The Schaeffler Group uses modern coating technology in order to optimize the functionality of surfaces in heavily loaded rolling bearings and precision components. In focus are coatings that prevent or reduce corrosion and fretting corrosion, as well as wear, friction, slippage and the passage of current. Offered under the trademarks of Corrotect®, Durotect®, Triondur® and Isotect®, the coatings are applied to the component surfaces in a number of different methods, without a thermo-chemical diffusion occurring between the coating and the base material.
For many years now, the Schaeffler Group has been spearheading the field of surface and coating technology. The importance of this technology will continue to increase, especially due to growing product requirements in the industrial and automotive engineering sectors. The Group’s Surface Technology Center provides development engineers at Schaeffler with facilities and capacities, which open up new possibilities, in particular when it comes to combining different processes and materials. Here it is crucial to consider the overall system requirements placed on the specific rolling bearing. Moreover, the surface as a design element should be integrated in the development and product evolution process at an early stage. The Schaeffler Group’s Surface Technology Center enables both development work on a laboratory scale and its successful transfer to large-volume production processes.
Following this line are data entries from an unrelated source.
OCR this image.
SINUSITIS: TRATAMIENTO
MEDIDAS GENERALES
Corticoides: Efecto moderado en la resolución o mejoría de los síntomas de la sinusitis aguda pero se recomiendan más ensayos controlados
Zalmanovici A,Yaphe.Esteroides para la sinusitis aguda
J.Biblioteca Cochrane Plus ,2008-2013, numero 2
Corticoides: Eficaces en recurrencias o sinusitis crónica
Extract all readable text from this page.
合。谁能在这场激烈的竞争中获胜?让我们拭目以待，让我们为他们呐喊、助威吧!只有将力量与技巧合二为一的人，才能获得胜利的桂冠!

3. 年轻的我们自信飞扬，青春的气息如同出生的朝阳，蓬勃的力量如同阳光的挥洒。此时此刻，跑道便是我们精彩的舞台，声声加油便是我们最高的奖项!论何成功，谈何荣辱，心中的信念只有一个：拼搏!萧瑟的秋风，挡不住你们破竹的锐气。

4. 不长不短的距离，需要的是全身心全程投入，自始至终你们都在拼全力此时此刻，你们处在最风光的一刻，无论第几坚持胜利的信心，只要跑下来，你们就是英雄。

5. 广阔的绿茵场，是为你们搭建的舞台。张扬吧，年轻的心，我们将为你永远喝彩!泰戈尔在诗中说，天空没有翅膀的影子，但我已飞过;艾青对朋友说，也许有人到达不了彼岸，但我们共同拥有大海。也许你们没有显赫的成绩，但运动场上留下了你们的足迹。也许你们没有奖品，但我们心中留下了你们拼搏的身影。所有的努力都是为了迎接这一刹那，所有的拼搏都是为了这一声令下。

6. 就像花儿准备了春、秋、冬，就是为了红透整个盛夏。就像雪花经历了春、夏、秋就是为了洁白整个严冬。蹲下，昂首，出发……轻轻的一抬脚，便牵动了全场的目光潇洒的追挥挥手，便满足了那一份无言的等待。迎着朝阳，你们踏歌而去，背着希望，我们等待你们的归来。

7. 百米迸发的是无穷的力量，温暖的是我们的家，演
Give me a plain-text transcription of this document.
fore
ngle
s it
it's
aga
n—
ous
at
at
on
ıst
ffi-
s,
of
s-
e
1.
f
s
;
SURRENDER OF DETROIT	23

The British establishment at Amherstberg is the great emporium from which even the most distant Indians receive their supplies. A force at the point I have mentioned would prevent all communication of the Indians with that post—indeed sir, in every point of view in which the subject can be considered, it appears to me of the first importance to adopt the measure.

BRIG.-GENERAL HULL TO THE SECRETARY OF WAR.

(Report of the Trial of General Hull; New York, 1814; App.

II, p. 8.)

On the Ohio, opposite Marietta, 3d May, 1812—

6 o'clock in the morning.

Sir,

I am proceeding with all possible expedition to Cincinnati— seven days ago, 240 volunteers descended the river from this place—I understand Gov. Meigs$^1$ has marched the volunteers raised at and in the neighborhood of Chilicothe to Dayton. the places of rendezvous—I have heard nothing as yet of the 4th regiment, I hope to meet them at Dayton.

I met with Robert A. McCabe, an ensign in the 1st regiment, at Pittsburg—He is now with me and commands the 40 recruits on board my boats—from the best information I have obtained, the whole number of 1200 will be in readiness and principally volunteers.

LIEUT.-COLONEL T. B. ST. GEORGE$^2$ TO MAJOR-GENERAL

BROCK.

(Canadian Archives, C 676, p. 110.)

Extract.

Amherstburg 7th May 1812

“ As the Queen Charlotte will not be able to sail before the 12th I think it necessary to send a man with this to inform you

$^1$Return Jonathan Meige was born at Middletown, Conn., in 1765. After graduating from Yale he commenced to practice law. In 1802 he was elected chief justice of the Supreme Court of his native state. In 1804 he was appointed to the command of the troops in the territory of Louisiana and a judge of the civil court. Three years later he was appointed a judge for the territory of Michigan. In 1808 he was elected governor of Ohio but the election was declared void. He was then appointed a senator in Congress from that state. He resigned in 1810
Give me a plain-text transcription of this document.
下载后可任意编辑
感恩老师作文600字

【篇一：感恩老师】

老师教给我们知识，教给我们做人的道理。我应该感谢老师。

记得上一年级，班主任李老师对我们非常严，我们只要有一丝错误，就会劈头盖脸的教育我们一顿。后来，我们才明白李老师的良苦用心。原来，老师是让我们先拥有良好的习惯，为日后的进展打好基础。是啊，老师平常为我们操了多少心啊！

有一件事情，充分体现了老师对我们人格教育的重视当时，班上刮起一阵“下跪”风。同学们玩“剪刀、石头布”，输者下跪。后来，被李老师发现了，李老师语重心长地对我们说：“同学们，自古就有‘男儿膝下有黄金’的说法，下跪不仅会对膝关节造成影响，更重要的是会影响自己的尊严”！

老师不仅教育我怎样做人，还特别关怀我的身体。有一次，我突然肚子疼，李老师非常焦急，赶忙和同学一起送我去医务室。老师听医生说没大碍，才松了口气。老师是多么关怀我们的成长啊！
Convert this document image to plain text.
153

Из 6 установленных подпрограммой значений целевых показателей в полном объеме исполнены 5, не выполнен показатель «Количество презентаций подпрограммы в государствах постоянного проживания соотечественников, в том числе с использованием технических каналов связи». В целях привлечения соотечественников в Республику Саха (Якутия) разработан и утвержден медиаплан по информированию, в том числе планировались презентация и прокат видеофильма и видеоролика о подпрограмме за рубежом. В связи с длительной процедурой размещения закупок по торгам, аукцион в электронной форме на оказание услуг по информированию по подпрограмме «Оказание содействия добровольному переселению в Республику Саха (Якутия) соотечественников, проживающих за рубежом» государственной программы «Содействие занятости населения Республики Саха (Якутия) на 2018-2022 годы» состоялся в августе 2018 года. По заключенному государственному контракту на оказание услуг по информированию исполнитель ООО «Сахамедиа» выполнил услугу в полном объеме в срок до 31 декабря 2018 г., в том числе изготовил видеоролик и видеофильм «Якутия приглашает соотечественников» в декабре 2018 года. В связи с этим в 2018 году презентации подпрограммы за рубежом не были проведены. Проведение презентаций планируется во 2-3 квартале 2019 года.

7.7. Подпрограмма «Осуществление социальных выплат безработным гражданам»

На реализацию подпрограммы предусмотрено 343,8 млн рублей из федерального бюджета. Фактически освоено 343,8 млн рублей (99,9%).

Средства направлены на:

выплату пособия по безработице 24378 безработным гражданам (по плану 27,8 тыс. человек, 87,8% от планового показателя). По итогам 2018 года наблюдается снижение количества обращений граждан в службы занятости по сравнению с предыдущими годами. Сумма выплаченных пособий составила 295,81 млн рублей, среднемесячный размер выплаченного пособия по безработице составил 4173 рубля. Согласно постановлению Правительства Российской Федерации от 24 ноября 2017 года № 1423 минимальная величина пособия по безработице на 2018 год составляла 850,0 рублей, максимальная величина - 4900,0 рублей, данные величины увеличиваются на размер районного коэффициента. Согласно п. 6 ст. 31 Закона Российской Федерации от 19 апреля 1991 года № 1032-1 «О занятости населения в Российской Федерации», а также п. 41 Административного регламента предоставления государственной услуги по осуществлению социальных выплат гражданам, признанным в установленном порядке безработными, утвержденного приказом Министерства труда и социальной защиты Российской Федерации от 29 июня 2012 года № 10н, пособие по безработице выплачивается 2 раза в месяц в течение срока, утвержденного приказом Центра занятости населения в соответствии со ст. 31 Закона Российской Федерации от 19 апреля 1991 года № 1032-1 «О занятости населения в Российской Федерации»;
Tribological coating systems – in other words, coating systems that are friction-optimized and wear-resistant – can be developed and implemented with the help of a PVD/PACVD development facility. The coating material is either in the form of a solid (PVD – Physical Vapor Deposition) or in the form of a gas (PACVD – Plasma Assisted Chemical Vapor Deposition) and is vaporized in a vacuum. In contrast to conventional coating methods, this environmentally friendly vacuum process enables unique compositions of different materials and coatings to be achieved.
One example is Triondur® C coating. Developed especially for rolling bearing applications, this carbon-based adamantine coating system offers an extremely high level of protection against abrasive and adhesive wear, whilst reducing friction to a minimum. Dry friction against steel is up to 80 percent lower. Even if only one friction surface is coated, the operating life of the entire tribological system is increased significantly. Due to its highly ductile coating structure, Triondur® C can withstand the high contact pressures that occur in rolling bearings. Typical applications include barrel rollers in spherical roller bearings for paper calenders, barrel rollers in axial spherical roller bearings for hydraulic motors and track rollers with coated outside diameters used in the printing industry.
There is also an electroplating facility that is used for developing environmentally acceptable and therefore customer and future-oriented anti-corrosion coatings. Part of the focus is now on developing coatings that are free from hexavalent chromium (Cr-VI) and comply with the stringent requirements of the new EU End-of-Life Vehicle Directive. Both development facilities also enable cost and function-oriented combinations of different vapor deposition methods and coating systems. This supports the build-up of comprehensive surface technology competence within the Schaeffler Group.
In conjunction with Schaeffler’s central R&D facilities where employees in the testing, basic research and calculation departments, together with the materials scientists provide comprehensive knowhow, the Surface Technology Center is synonymous with the rapid implementation of tailor-made, customer-oriented surface engineering solutions.